We have exactly 10^{12} combinations. Lets look at the digit in the n^{th} place (the units digit is in the first place, the tens digit is in the second place and so on). there are exactly 1/10*(the number of combinations=10^{12}) where that digit is 3 (because there are 10^{11} combinations for the other 11 digits, and if we want it to have a 3 as its digit in the n place we need to put 3 as the digit in that place) meaning there are 10^{11} numbers between 0 and 10^{12}-1 that contain 3 as their digit in the n place. there are 12 places, so we repeat this 12 times (we count the times 3 appears as the first digit, then count the times 3 appears as the second digit.... and so on until the 12^{nd} digit). So, there are 12*10^{11} 3's between 0 and 10^{12}-1, meaning there are 12*10^{11} between 1 and 10^{12}.

Ehrlich
Apr 8, 2017

#10**+1 **

Your result doesn't take into account the fact that half the matrix is set to zero:

000000000000

000000000001

000000000034

000000000400

000000006868

000000048049

000000536107

000007379780

000056289484

000869347589

005626115408

042828679713

679952567873

So the correct result is 10^12 rows times 12 columns, divided by ten (limit to a single digit in the set {0-9}) and divided by two to account for the empty half of the matrix = 6 * 10^11 threes.

Guest Apr 9, 2017

edited by
Guest
Apr 9, 2017

#2**+1 **

Since we are using all the 10 digits from 0 - 9 in the number 10^12, and we are excluding one digit(3 in this case), we therefore have: 9^12 digits left. And the difference between: 10^12 - 9^12 =717,570,463,519 must be 3s. The percentage would be:717,570,463,519 / 10^12 =71.75%.

As the number n becomes larger and larger, any one digit tends towards 1 or 100%. So, in 10^100, the digit 3 is present in 99.99% of the numbers. And this true of any of the 10 digits from 0-9.

Guest Apr 8, 2017

#4**+1 **

Ehrlich: I think the question is: How many threes are there between 1 and 10^12?. Take a simpler example: How many threes are there between 1 and 1,000. Answer=271 threes!. OR:10^3 - 9^3 =

1,000 - 729 =271 threes. The same principle applies to ALL numbers that are powers of 10. So, 10^12 is a power of 10. And the calculation is EXACTLY the same as in 10^3 or 1,000!. There should be no dispute about this, because it is very clear.

Guest Apr 8, 2017

#5**+2 **

But by that he meant he wants to know the number of times the digit "3" appears. Lets test MY theory, but except for the number of 3's between 1 and 10^{12}, the number of 3's between 1 and 100. when it was between 1 and 10^{12} the answer was 10^{11}*12, and between 1 and 10^{2} the answer will be 10^{1}*2=20. You can count the 3's, the anwer will be 20 (The number of numbers containing 3 as a digit will be 10^{2}-9^{2}=19).
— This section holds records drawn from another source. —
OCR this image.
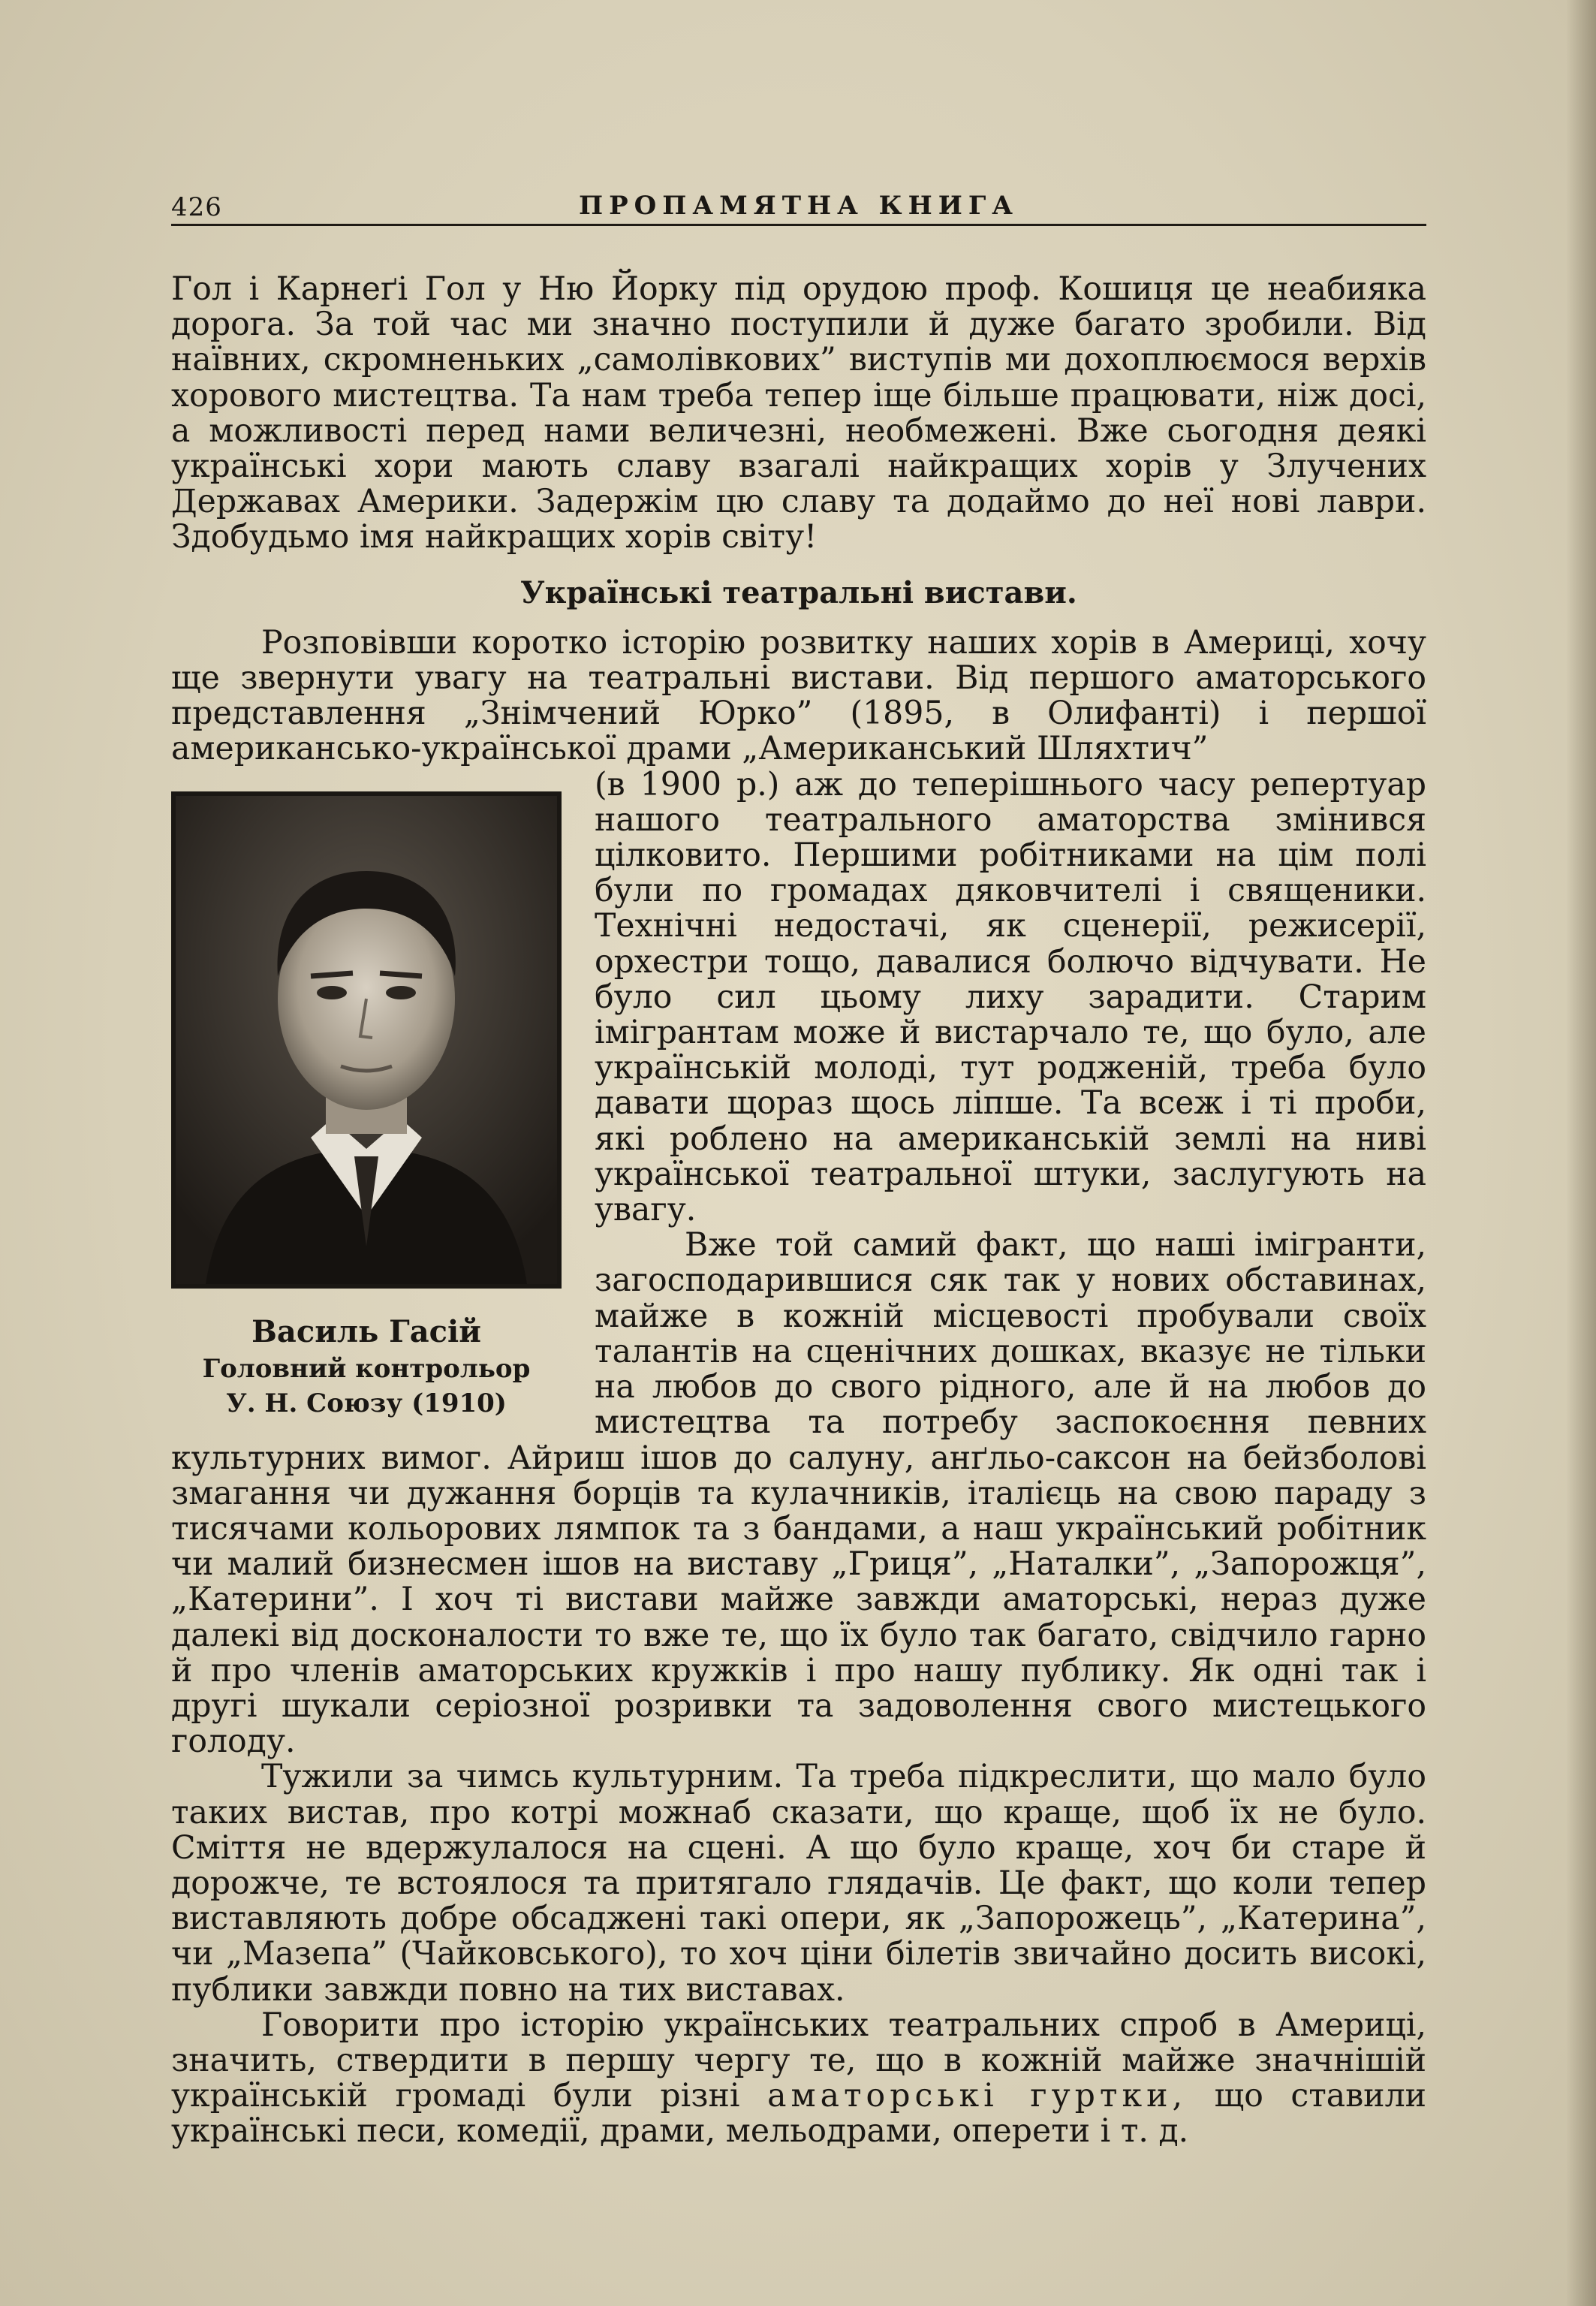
426	ПРОПАМЯТНА КНИГА

Гол і Карнеґі Гол у Ню Йорку під орудою проф. Кошиця це неабияка дорога. За той час ми значно поступили й дуже багато зробили. Від наївних, скромненьких „самолівкових” виступів ми дохоплюємося верхів хорового мистецтва. Та нам треба тепер іще більше працювати, ніж досі, а можливості перед нами величезні, необмежені. Вже сьогодня деякі українські хори мають славу взагалі найкращих хорів у Злучених Державах Америки. Задержім цю славу та додаймо до неї нові лаври. Здобудьмо імя найкращих хорів світу!

Українські театральні вистави.

Розповівши коротко історію розвитку наших хорів в Америці, хочу ще звернути увагу на театральні вистави. Від першого аматорського представлення „Знімчений Юрко” (1895, в Олифанті) і першої американсько-української драми „Американський Шляхтич”

Василь Гасій
Головний контрольор
У. Н. Союзу (1910)

(в 1900 р.) аж до теперішнього часу репертуар нашого театрального аматорства змінився цілковито. Першими робітниками на цім полі були по громадах дяковчителі і священики. Технічні недостачі, як сценерії, режисерії, орхестри тощо, давалися болючо відчувати. Не було сил цьому лиху зарадити. Старим імігрантам може й вистарчало те, що було, але українській молоді, тут родженій, треба було давати щораз щось ліпше. Та всеж і ті проби, які роблено на американській землі на ниві української театральної штуки, заслугують на увагу.

Вже той самий факт, що наші імігранти, загосподарившися сяк так у нових обставинах, майже в кожній місцевості пробували своїх талантів на сценічних дошках, вказує не тільки на любов до свого рідного, але й на любов до мистецтва та потребу заспокоєння певних культурних вимог. Айриш ішов до салуну, анґльо-саксон на бейзболові змагання чи дужання борців та кулачників, італієць на свою параду з тисячами кольорових лямпок та з бандами, а наш український робітник чи малий бизнесмен ішов на виставу „Гриця”, „Наталки”, „Запорожця”, „Катерини”. І хоч ті вистави майже завжди аматорські, нераз дуже далекі від досконалости то вже те, що їх було так багато, свідчило гарно й про членів аматорських кружків і про нашу публику. Як одні так і другі шукали серіозної розривки та задоволення свого мистецького голоду.

Тужили за чимсь культурним. Та треба підкреслити, що мало було таких вистав, про котрі можнаб сказати, що краще, щоб їх не було. Сміття не вдержулалося на сцені. А що було краще, хоч би старе й дорожче, те встоялося та притягало глядачів. Це факт, що коли тепер виставляють добре обсаджені такі опери, як „Запорожець”, „Катерина”, чи „Мазепа” (Чайковського), то хоч ціни білетів звичайно досить високі, публики завжди повно на тих виставах.

Говорити про історію українських театральних спроб в Америці, значить, ствердити в першу чергу те, що в кожній майже значнішій українській громаді були різні аматорські гуртки, що ставили українські песи, комедії, драми, мельодрами, оперети і т. д.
Heres another way to think about it: Every number is supposed to appear an equal number of times (if we count the zeroes after that number, the way i suggested writing the numbers in my first comment) . imagine we're counting the number of times ANY digit appears. every number has 12 digits on total, meaning our answer for the number of digits will be 12*10^{12}. Every digit appears an equal amount of times, meaning we have to divide by 10 (the number of digits) to get 12*10^{11}, the number of times ANY of the digits appear.

Ehrlich
Apr 8, 2017

#6**+1 **

No!. Count how many threes are there between 1 and 100? The answer is 19 threes. That is what the questioner wants. Simply count the number of threes between 1 and 10^12. Very simple!.

Guest Apr 8, 2017

#7**+2 **

ok. Lets count together:

1

2

**3 **NUMBER OF 3's=1

4

5

.

.

.

1**3 **NUMBER OF 3's=1

.

.

2**3 **NUMBER OF 3's=1

.

.

.

**3**0 NUMBER OF 3's=1

**3**1 NUMBER OF 3's=1

**3**2 NUMBER OF 3's=1

**33 **NUMBER OF 3's=2

**3**4 NUMBER OF 3's=1

**3**5 NUMBER OF 3's=1

**3**6 NUMBER OF 3's=1

**3**7 NUMBER OF 3's=1

**3**8 NUMBER OF 3's=1

**3**9 NUMBER OF 3's=1

.

.

.

4**3 **NUMBER OF 3's=1

.

.

.

5**3 **NUMBER OF 3's=1

.

.

.

6**3 **NUMBER OF 3's=1

.

.

.

7**3 **NUMBER OF 3's=1

.

.

.

8**3 **NUMBER OF 3's=1

.

.

.

9**3** NUMBER OF 3's=1

1+1+1+1+1+1+1+1+1+1+1+1+1+1+1+1+1+1+2=20

Ehrlich
Apr 8, 2017

#8**+1 **

The way to approach this problem is as follows:

Write each number as 12 places, as Ehrlich did, as follows:

000,000,000,001, 000,000,000,002, 000,000,000,003...and so on.

Since we have 10^12, or a trillion numbers, and each one of them consists of 12 digits, we, therefore, have a TOTAL OF: 12 x 10^12 =12 trillion INDIVIDUAL DIGITS.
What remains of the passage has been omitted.